Line 2 large baking sheets with baking paper.
Put the butter and 100g/3 1/2 ounces of the sugar in a large bowl and beat until light and fluffy. Add the egg yolk and the vanilla extract and beat well. Add the sifted flour and 2 ounces of the ground almonds and mix in.
Mix the remaining sugar and ground almonds on a flat dish. Lightly whisk the egg white in a separate bowl. Roll walnut sized pieces of dough into balls, then dip each ball into the whisked egg white and roll it in the almond sugar. Place the ball on the baking tray and press a finger to make an indentation into each cookie.
Bake in a pre-heated oven fo 10 minutes. Take the trays out of the oven and press down the indentation once more before filling it with a small dab of jam or curd. Return to the oven and bake for another 10 minutes or so until the cookies are golden brown. Remove from the oven and cool on a wire rack.

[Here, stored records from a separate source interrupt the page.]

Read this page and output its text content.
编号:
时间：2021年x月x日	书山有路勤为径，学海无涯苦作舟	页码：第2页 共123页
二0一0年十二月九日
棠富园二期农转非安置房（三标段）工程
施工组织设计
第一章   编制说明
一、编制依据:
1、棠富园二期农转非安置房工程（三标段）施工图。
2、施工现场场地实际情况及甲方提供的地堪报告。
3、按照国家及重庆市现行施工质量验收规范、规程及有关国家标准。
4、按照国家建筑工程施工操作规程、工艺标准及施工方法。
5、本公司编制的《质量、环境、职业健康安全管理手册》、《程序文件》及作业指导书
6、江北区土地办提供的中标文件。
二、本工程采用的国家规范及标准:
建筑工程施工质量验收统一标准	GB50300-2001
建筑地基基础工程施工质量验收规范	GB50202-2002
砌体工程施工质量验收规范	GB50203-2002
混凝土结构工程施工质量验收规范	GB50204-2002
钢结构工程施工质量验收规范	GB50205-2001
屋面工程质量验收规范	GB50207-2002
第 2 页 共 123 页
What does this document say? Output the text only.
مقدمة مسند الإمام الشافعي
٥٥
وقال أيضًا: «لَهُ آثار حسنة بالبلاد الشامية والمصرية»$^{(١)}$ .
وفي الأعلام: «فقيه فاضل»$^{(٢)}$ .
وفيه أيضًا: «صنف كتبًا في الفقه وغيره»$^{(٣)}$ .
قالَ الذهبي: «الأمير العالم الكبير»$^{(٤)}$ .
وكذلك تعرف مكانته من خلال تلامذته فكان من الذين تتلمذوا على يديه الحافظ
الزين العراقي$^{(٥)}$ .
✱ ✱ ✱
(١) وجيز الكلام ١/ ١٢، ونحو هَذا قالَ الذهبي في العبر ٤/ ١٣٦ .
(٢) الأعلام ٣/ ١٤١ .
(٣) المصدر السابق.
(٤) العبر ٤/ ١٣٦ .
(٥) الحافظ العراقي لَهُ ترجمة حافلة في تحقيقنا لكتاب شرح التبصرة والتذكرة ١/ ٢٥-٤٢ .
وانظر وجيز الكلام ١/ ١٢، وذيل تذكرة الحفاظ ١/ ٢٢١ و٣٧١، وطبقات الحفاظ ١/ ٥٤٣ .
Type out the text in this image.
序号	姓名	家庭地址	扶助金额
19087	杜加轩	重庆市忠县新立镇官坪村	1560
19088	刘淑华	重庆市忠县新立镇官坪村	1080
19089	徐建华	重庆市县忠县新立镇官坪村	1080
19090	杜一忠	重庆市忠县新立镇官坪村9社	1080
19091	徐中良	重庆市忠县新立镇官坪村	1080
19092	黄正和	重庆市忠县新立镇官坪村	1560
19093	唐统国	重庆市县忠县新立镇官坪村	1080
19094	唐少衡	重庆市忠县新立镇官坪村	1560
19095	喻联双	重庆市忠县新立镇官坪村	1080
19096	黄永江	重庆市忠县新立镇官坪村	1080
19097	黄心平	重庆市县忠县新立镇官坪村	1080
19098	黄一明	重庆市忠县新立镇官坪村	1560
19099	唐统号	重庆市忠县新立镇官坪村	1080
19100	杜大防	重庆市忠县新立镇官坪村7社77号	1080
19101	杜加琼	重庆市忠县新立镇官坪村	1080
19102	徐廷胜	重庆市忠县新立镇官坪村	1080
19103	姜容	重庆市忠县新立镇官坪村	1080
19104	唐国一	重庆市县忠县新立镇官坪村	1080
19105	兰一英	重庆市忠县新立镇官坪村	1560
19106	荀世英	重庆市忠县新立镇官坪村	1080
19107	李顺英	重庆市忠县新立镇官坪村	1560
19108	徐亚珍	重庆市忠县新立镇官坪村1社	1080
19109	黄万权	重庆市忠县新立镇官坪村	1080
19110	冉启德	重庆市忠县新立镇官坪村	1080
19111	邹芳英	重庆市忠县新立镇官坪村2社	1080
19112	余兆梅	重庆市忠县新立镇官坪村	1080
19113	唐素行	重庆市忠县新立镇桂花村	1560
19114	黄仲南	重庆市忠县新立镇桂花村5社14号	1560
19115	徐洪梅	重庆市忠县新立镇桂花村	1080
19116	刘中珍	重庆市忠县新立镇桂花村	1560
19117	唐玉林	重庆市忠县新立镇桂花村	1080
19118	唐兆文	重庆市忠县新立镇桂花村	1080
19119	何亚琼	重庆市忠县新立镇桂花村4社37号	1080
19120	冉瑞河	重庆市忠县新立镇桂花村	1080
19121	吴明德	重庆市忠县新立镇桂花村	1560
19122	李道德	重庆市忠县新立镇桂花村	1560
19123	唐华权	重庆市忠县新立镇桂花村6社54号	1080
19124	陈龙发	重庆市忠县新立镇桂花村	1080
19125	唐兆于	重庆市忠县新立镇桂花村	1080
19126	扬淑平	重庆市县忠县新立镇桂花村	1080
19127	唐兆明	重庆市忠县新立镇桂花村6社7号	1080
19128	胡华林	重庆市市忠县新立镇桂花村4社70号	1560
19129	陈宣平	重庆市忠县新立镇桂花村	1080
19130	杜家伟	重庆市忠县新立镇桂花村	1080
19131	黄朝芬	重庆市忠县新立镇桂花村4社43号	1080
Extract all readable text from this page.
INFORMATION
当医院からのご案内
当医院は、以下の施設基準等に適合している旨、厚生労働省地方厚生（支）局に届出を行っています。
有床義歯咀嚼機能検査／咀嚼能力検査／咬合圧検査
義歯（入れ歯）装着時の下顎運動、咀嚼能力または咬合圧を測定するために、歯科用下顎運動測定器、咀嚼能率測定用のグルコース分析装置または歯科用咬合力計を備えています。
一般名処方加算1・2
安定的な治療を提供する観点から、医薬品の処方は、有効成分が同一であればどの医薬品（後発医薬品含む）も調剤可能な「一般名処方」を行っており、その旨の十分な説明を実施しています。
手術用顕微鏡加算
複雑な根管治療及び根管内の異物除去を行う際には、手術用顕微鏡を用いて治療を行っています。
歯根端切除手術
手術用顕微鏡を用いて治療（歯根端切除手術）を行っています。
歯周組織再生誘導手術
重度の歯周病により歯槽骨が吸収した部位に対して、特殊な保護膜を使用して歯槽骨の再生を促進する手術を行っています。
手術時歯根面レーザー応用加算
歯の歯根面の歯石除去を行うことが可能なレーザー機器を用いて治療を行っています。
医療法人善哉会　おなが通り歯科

These biscuits were very successful and everyone at church enjoyed them. I used some Raspberry Curd (from The National Trust, a Christmas present) and this was so good that it prompted people to think they would make their own. I’ve had lemon and orange curd before but have never thought of making curd from other fruits.
One Comment
I had never thought of other-fruit curd either – raspberry curd sounds very decadent, yum. This sound delicious – I love ground almonds in baking.